Why do we use the term "such that" instead of just using "and"? Instead of saying "The function $f(x)=2x$ such that $x>0$"
why not just say "$f(x)=2x$ AND $x>0$"
logically it gives the exact same restriction.. so what is the benefit of adding the term "such that" over using logical AND?
 A: I would not say ‘The function $f(x)=2x$ such that $x>0$’; it’s very poor usage. So is ‘The function $f(x)=2x$ and $x>0$’. What is meant here is ‘The function $f$ on the set of positive real numbers defined by $f(x)=2x$’. There are shorter, more informal ways to say this, but they don’t include either of your formulations. One could, for example, say ‘The function $f(x)=2x$ restricted to the positive reals’, or even, a bit more sloppily, ‘The function $f(x)=2x$ on $x>0$’.

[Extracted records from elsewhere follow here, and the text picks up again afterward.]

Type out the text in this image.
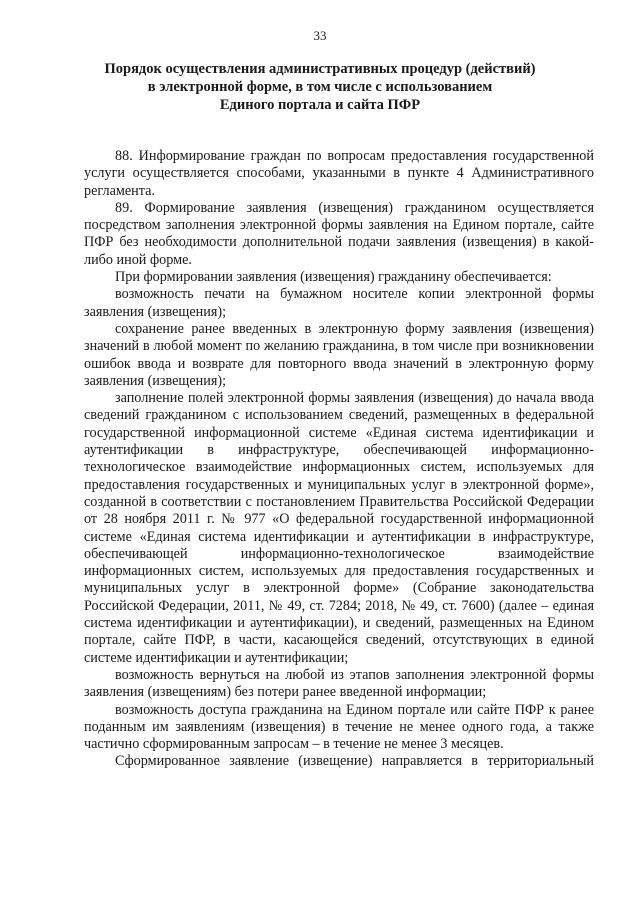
33
Порядок осуществления административных процедур (действий)
в электронной форме, в том числе с использованием
Единого портала и сайта ПФР

88. Информирование граждан по вопросам предоставления государственной услуги осуществляется способами, указанными в пункте 4 Административного регламента.

89. Формирование заявления (извещения) гражданином осуществляется посредством заполнения электронной формы заявления на Едином портале, сайте ПФР без необходимости дополнительной подачи заявления (извещения) в какой-либо иной форме.

При формировании заявления (извещения) гражданину обеспечивается:

возможность печати на бумажном носителе копии электронной формы заявления (извещения);

сохранение ранее введенных в электронную форму заявления (извещения) значений в любой момент по желанию гражданина, в том числе при возникновении ошибок ввода и возврате для повторного ввода значений в электронную форму заявления (извещения);

заполнение полей электронной формы заявления (извещения) до начала ввода сведений гражданином с использованием сведений, размещенных в федеральной государственной информационной системе «Единая система идентификации и аутентификации в инфраструктуре, обеспечивающей информационно-технологическое взаимодействие информационных систем, используемых для предоставления государственных и муниципальных услуг в электронной форме», созданной в соответствии с постановлением Правительства Российской Федерации от 28 ноября 2011 г. № 977 «О федеральной государственной информационной системе «Единая система идентификации и аутентификации в инфраструктуре, обеспечивающей информационно-технологическое взаимодействие информационных систем, используемых для предоставления государственных и муниципальных услуг в электронной форме» (Собрание законодательства Российской Федерации, 2011, № 49, ст. 7284; 2018, № 49, ст. 7600) (далее – единая система идентификации и аутентификации), и сведений, размещенных на Едином портале, сайте ПФР, в части, касающейся сведений, отсутствующих в единой системе идентификации и аутентификации;

возможность вернуться на любой из этапов заполнения электронной формы заявления (извещениям) без потери ранее введенной информации;

возможность доступа гражданина на Едином портале или сайте ПФР к ранее поданным им заявлениям (извещения) в течение не менее одного года, а также частично сформированным запросам – в течение не менее 3 месяцев.

Сформированное заявление (извещение) направляется в территориальный
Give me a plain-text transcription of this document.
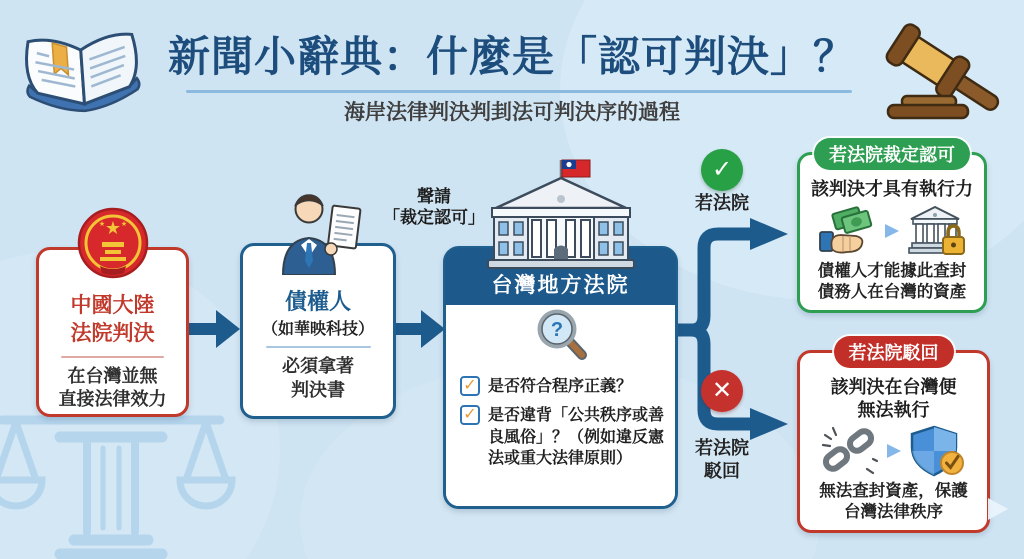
新聞小辭典：什麼是「認可判決」？
海岸法律判決判刲法可判決序的過程
★
★ ★
中國大陸
法院判決
在台灣並無
直接法律效力
債權人
（如華映科技）
必須拿著
判決書
聲請
「裁定認可」
台灣地方法院
?
✓ 是否符合程序正義？
✓ 是否違背「公共秩序或善良風俗」？（例如違反憲法或重大法律原則）
✓
若法院
✕
若法院
駁回
若法院裁定認可
該判決才具有執行力
債權人才能據此查封
債務人在台灣的資產
若法院駁回
該判決在台灣便
無法執行
無法查封資產，保護
台灣法律秩序
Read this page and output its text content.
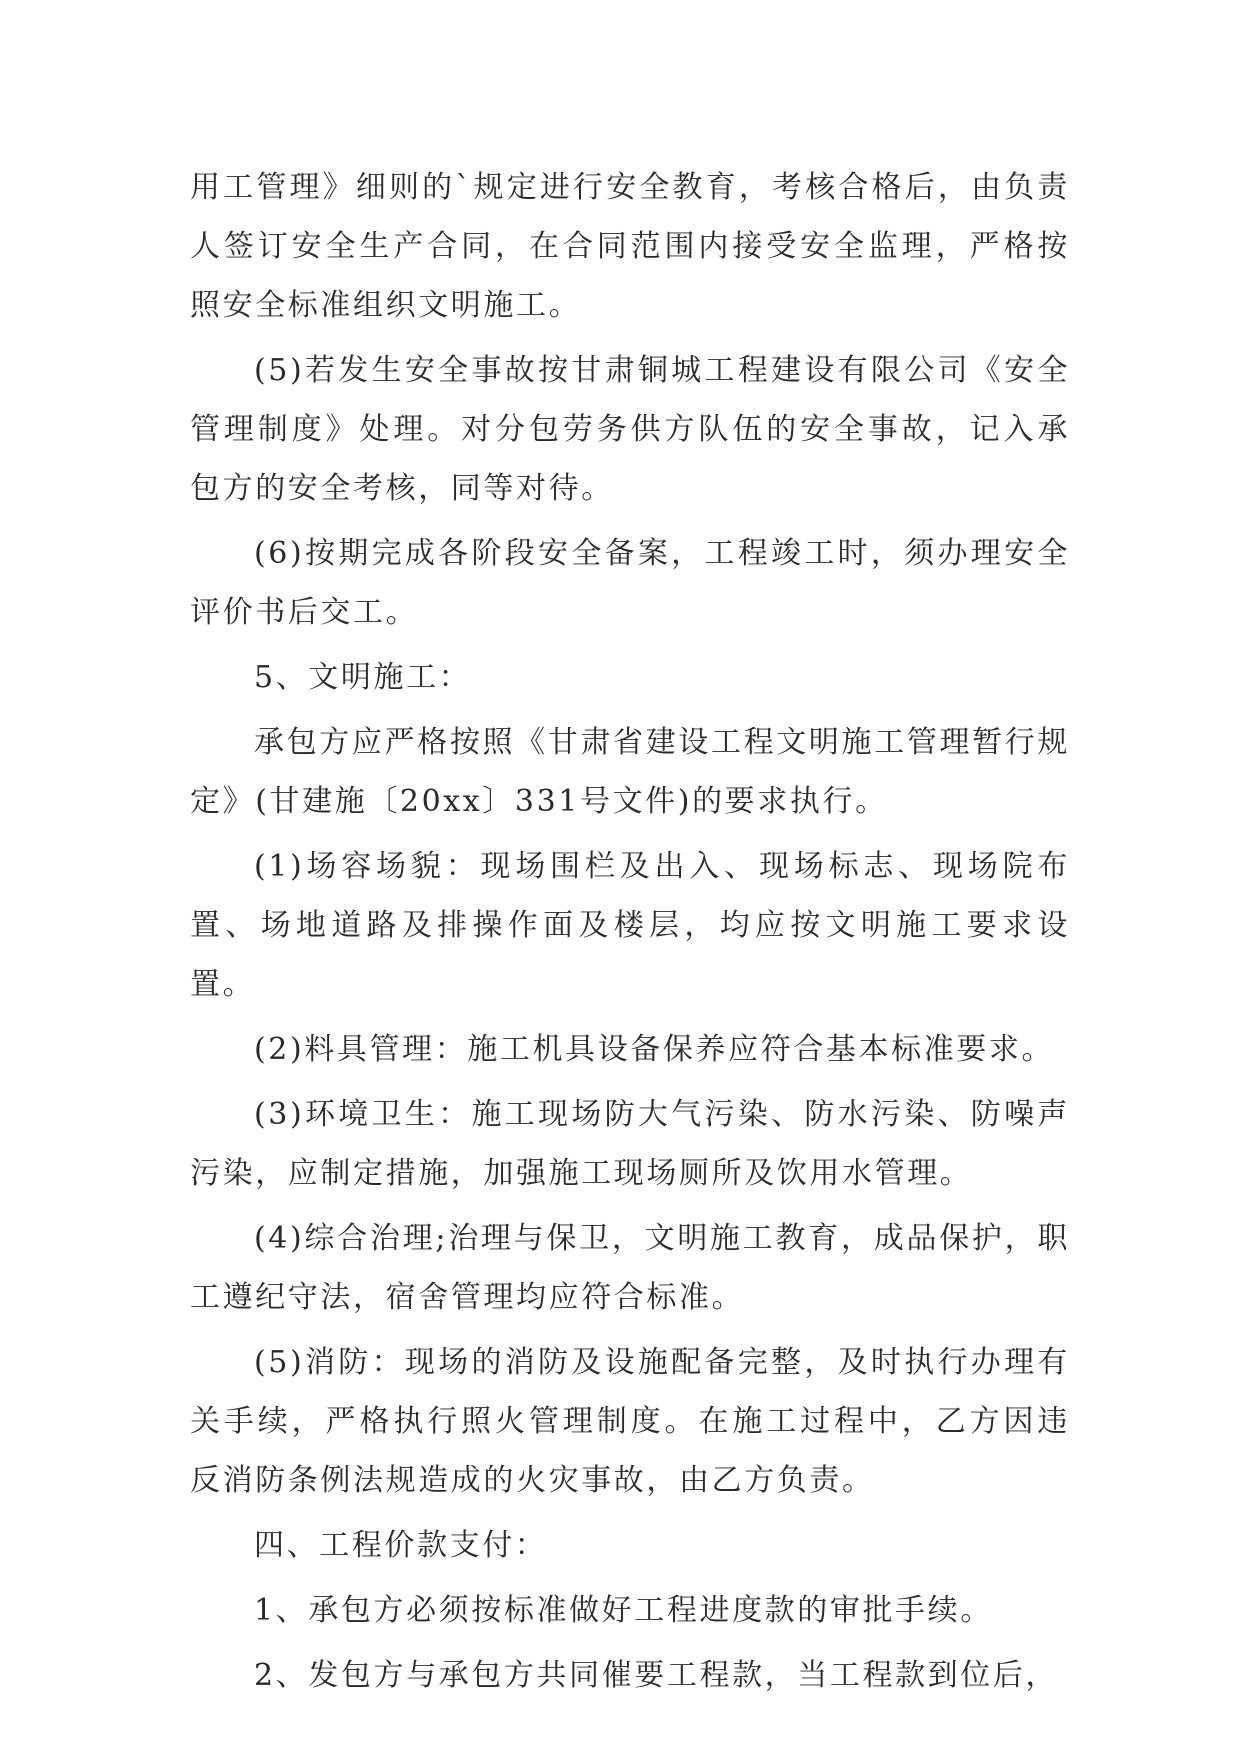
用工管理》细则的`规定进行安全教育，考核合格后，由负责人签订安全生产合同，在合同范围内接受安全监理，严格按照安全标准组织文明施工。

(5)若发生安全事故按甘肃铜城工程建设有限公司《安全管理制度》处理。对分包劳务供方队伍的安全事故，记入承包方的安全考核，同等对待。

(6)按期完成各阶段安全备案，工程竣工时，须办理安全评价书后交工。

5、文明施工：

承包方应严格按照《甘肃省建设工程文明施工管理暂行规定》(甘建施〔20xx〕331号文件)的要求执行。

(1)场容场貌：现场围栏及出入、现场标志、现场院布置、场地道路及排操作面及楼层，均应按文明施工要求设置。

(2)料具管理：施工机具设备保养应符合基本标准要求。

(3)环境卫生：施工现场防大气污染、防水污染、防噪声污染，应制定措施，加强施工现场厕所及饮用水管理。

(4)综合治理;治理与保卫，文明施工教育，成品保护，职工遵纪守法，宿舍管理均应符合标准。

(5)消防：现场的消防及设施配备完整，及时执行办理有关手续，严格执行照火管理制度。在施工过程中，乙方因违反消防条例法规造成的火灾事故，由乙方负责。

四、工程价款支付：

1、承包方必须按标准做好工程进度款的审批手续。

2、发包方与承包方共同催要工程款，当工程款到位后，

More generally, when such that is used correctly, it can almost never be replaced by and. The expression the object $X$ such that $P(x)$ means the object $X$ with the property $P$; $P$ is a property of $X$, part of the description of $X$, not some independent statement that can be attached with the logical conjunction and.
A: For this example I would say "The function $f(x)=2x$ for $x>0$".
Here, "for" is shorthand for "defined for all $x>0$".
A: Your correct that "such that" isn't appropriate, nor is "and": What we have, essentially, is a conditional:
IF $x\gt 0$, then $f(x) = 2x$
More formally, this can be written:
$$\forall x\Big((x\gt 0) \rightarrow (f(x) = 2x)\Big)$$
Alternatively, if you are working with a specific function and wanting to claim the existence of an $x\gt 0$ for which $f(x) = 2x$, you can write: 
There exists an x such that $(x\gt 0$ and $f(x)= 2x)$. 
That can be written: $$\exists x( x\gt 0 \land f(x) = 2x)$$